Bagi Mervat Bukhari (43), ibu dengan empat anak, keputusan yang diambilnya untuk bekerja di pompa bensin tidaklah mudah. Sebagai perempuan pertama Arab Saudi yang bekerja di tempat yang sebelumnya selalu dikelola laki-laki, ia membutuhkan mental baja.
Ia dirundung di media sosial, baik oleh laki-laki maupun perempuan, karena pekerjaan itu dianggap memalukan. Tagar "perempuan Saudi tidak bekerja di pompa bensin" menjadi viral. Namun, Bukhari tetap bertahan. Ia pun membalas dengan menulis: "Saya ini supervisor. Saya tidak mengisikan bensin ke mobil. Perempuan saat ini memiliki hak bekerja."
Putera Mahkota Arab Saudi Pangeran Mohammed bin Salman, September 2017, melakukan gebrakan dengan secara perlahan membuka belenggu kebebasan perempuan Saudi. Ia, antara lain, mengizinkan perempuan mengemudikan mobil, truk dan sepeda motor, menonton bioskop dan sepak bola, juga bekerja di tempat-tempat yang selama ini didominasi pria.
Mohammed menginginkan agar sedikitnya sepertiga dari total perempuan Saudi bisa bergabung dalam angkatan kerja sampai dengan tahun 2030. Hal itu diyakini bisa membangkitkan pertumbuhan ekonomi Saudi.
Kebijakan ini disambut antusias para perempuan Saudi sehingga hampir di semua bidang kini ada "yang pertama". Seperti, perempuan pertama Saudi yang menjadi koki restoran, perempuan pertama dokter hewan, perempuan pertama pemandu wisata, dan lainnya.

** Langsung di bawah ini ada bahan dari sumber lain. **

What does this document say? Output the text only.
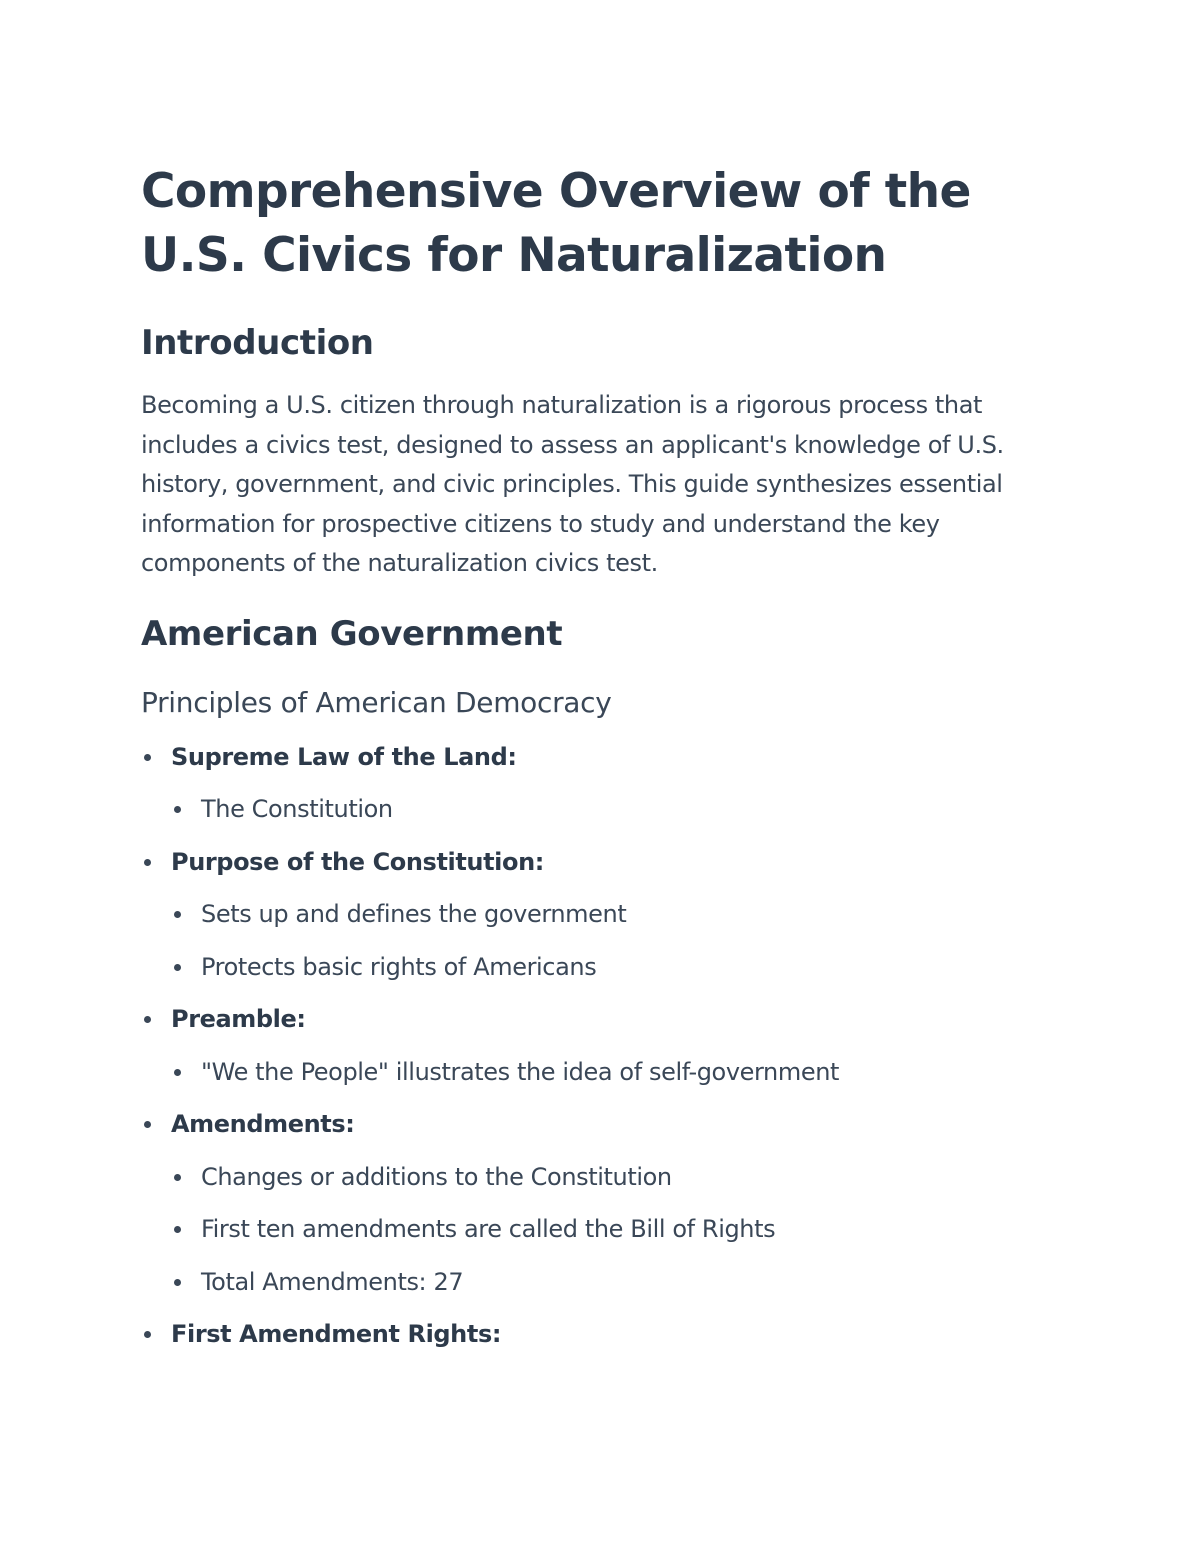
Comprehensive Overview of the U.S. Civics for Naturalization
Introduction

Becoming a U.S. citizen through naturalization is a rigorous process that includes a civics test, designed to assess an applicant's knowledge of U.S. history, government, and civic principles. This guide synthesizes essential information for prospective citizens to study and understand the key components of the naturalization civics test.

American Government
Principles of American Democracy
Supreme Law of the Land:
The Constitution
Purpose of the Constitution:
Sets up and defines the government
Protects basic rights of Americans
Preamble:
"We the People" illustrates the idea of self-government
Amendments:
Changes or additions to the Constitution
First ten amendments are called the Bill of Rights
Total Amendments: 27
First Amendment Rights:
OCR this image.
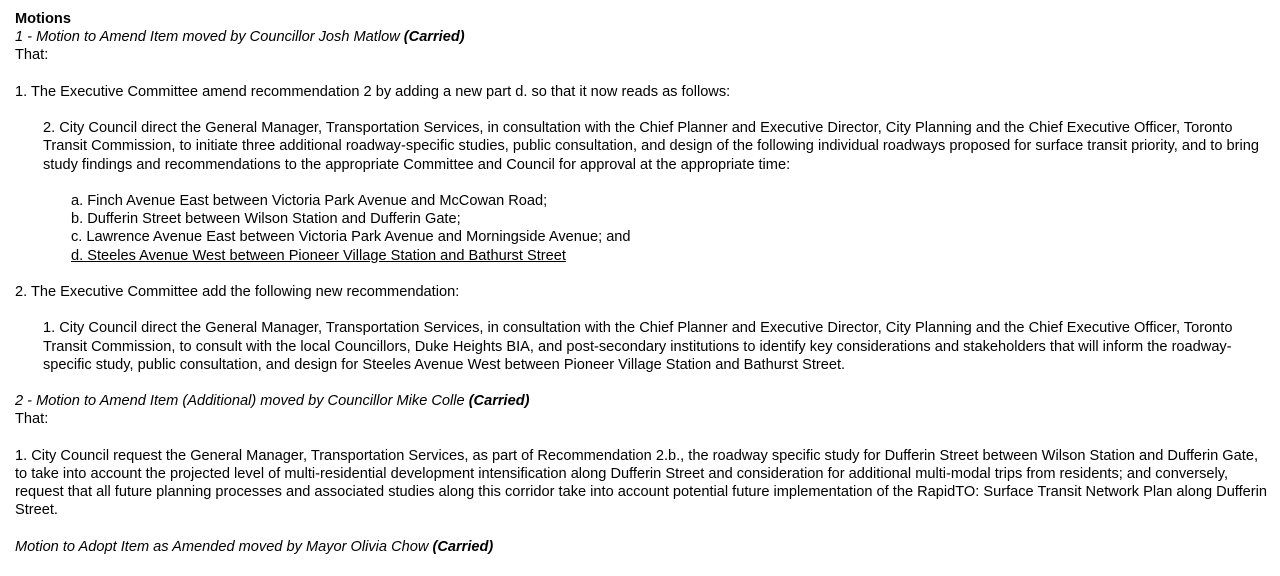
Motions

1 - Motion to Amend Item moved by Councillor Josh Matlow (Carried)

That:

1. The Executive Committee amend recommendation 2 by adding a new part d. so that it now reads as follows:

2. City Council direct the General Manager, Transportation Services, in consultation with the Chief Planner and Executive Director, City Planning and the Chief Executive Officer, Toronto Transit Commission, to initiate three additional roadway-specific studies, public consultation, and design of the following individual roadways proposed for surface transit priority, and to bring study findings and recommendations to the appropriate Committee and Council for approval at the appropriate time:

a. Finch Avenue East between Victoria Park Avenue and McCowan Road;

b. Dufferin Street between Wilson Station and Dufferin Gate;

c. Lawrence Avenue East between Victoria Park Avenue and Morningside Avenue; and

d. Steeles Avenue West between Pioneer Village Station and Bathurst Street

2. The Executive Committee add the following new recommendation:

1. City Council direct the General Manager, Transportation Services, in consultation with the Chief Planner and Executive Director, City Planning and the Chief Executive Officer, Toronto Transit Commission, to consult with the local Councillors, Duke Heights BIA, and post-secondary institutions to identify key considerations and stakeholders that will inform the roadway-specific study, public consultation, and design for Steeles Avenue West between Pioneer Village Station and Bathurst Street.

2 - Motion to Amend Item (Additional) moved by Councillor Mike Colle (Carried)

That:

1. City Council request the General Manager, Transportation Services, as part of Recommendation 2.b., the roadway specific study for Dufferin Street between Wilson Station and Dufferin Gate, to take into account the projected level of multi-residential development intensification along Dufferin Street and consideration for additional multi-modal trips from residents; and conversely, request that all future planning processes and associated studies along this corridor take into account potential future implementation of the RapidTO: Surface Transit Network Plan along Dufferin Street.

Motion to Adopt Item as Amended moved by Mayor Olivia Chow (Carried)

Untuk pertama kali pula perempuan terlihat bisa menikmati konser jaz yang juga dihadiri pria, dan berada di restoran tanpa harus dipisah dengan para pria.
Namun, kondisi di lapangan tak semulus yang dinyatakan Pangeran Mohammed. Masih banyak warga yang belum bisa menerima perubahan drastis yang tak terpikirkan sebelumnya. Menurut data yang dikeluarkan lembaga kajian Jadwa, upah minimum per bulan bagi pria Saudi 8.000 riyal (sekitar Rp 29 juta), namun perempuan hanya sekitar 5.000 riyal (Rp 18 juta).
"Perempuan Saudi lebih berpendidikan, namun mobilitasnya terbatas, tak memiliki pengalaman bekerja, dan digaji secara tidak layak," kata Karen Young, peneliti di Arab Gulf Institute di Washington, AS.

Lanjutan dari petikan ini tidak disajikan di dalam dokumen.